I remember another memorable tagline made by the school's first head of admissions, financial aid, and registrar named Christine Solomon who told me the school wanted its students to be "needs blind." This meant that we could gather up the courage to be the inaugural lab rats. Such gumption would release us from fretting over trivialities like student loans. At the time I was confused. Was she was trying to outfit my billfold with a blindfold or hold my blindside with a jello mold?

To others in the program this loan is blind first impression was prescient and they refused to pay their balances without qualifying first for the Neil Fabri-card. Years later something preordained in the unhappiness of those first class campers rubbed off on the crates of records in the U-HAUL on moving day. Since then, we specimens have been chasing down a credential I stopped using long before the age of the permanent campaign arrived.

On Friday the curse of the Fabricard, the jello mold, and Lee Atwater's tormented spirit all lifted. I reached three GSPM employees in a row who were all patient, resourceful, and ultimately effective in helping me produce the long delayed official degree conferred through the dazzle of scanned diplomas basking eternal in PDF splendor. The bureaucracy of the background checkers could now recede into a dormant state of permanent dimmer.
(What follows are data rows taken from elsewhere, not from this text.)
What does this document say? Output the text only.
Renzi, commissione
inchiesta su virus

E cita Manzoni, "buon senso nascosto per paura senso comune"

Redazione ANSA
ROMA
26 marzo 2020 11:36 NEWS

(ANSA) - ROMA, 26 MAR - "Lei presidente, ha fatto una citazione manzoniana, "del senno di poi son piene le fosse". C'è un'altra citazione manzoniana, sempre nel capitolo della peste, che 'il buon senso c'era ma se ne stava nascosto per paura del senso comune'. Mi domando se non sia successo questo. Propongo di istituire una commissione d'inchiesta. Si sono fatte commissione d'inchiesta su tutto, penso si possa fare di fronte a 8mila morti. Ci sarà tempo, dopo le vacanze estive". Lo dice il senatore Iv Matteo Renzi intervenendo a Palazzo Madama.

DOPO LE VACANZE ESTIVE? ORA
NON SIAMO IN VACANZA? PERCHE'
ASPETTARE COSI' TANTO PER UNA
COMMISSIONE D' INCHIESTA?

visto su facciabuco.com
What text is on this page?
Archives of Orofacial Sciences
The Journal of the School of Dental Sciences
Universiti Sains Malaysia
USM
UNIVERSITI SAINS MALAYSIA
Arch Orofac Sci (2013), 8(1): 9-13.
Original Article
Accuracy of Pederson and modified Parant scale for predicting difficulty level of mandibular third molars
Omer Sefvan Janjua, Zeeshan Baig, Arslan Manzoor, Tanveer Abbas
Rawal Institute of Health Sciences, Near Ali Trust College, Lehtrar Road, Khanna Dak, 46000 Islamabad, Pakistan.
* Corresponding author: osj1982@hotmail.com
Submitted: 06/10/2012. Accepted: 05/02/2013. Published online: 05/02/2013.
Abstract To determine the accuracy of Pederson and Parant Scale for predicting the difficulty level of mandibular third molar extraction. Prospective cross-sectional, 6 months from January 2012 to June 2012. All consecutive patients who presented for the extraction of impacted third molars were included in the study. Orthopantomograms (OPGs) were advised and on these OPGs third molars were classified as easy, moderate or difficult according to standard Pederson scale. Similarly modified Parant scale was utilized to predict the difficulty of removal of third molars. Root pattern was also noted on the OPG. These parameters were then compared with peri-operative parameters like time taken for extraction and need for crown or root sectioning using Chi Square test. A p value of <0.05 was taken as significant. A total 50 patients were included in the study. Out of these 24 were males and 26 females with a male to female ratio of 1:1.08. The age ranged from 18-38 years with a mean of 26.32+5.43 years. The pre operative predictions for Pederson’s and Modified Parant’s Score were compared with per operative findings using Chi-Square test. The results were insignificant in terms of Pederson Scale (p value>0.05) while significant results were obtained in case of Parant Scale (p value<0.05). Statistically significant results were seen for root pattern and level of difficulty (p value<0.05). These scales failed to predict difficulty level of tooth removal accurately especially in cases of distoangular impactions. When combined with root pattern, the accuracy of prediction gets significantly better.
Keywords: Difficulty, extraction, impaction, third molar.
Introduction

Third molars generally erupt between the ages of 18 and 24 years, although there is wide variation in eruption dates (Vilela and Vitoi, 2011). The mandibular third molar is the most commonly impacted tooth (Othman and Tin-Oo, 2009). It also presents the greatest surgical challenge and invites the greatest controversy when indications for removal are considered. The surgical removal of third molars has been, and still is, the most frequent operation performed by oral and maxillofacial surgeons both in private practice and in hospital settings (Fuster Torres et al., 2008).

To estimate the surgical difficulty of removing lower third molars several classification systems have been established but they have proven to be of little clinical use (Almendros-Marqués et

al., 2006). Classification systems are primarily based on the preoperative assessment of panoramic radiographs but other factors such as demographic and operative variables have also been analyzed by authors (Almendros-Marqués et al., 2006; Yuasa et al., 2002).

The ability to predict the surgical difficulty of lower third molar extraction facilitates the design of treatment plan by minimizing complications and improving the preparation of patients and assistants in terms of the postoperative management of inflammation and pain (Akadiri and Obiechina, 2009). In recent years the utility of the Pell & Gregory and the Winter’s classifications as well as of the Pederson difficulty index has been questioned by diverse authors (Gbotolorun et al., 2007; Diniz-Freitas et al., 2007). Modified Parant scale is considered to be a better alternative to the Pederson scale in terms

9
One Diploma, Two Graduations

No sooner had I thrown down the lights on my career in political degree recapture I got an attached PDF of my son's high school degree from the Seton Home Study program. Jerry finished his studies a month or two ago but the big momentous certificate arrived last week. He wasn't shouting or jumping up and down but "was very happy to have it" as is his accustomed state of graduated adulation. His mom held back the tears -- most of them anyhow.

But like son...
I'm glad that mom stayed on top of the situation. I'm grateful for her sacrifices as a home school educator. I'm glad that she stayed on top of the paperwork. I'm glad that our son won't be asking Seton administrators in 2034 to search on all the Jerry Solomons in their “early two thousands” archives. I can’t possibly know what it’s like to bring that diploma to life.

But I am perhaps most ultimately grateful that Jerry knows what it’s like to don the graduation gown and hat and walk with the Greenfield High School class of 2011 – something no virtual degree will ever confer. The fact his high school experience bears the certifiable and the ceremonious is a tribute to Jerry.

Loud and clear.

When the interim director of student affairs ran my name against her screen records last Friday, there were three Marc Solomons who appeared -- none of them related to Christine Solomon or myself.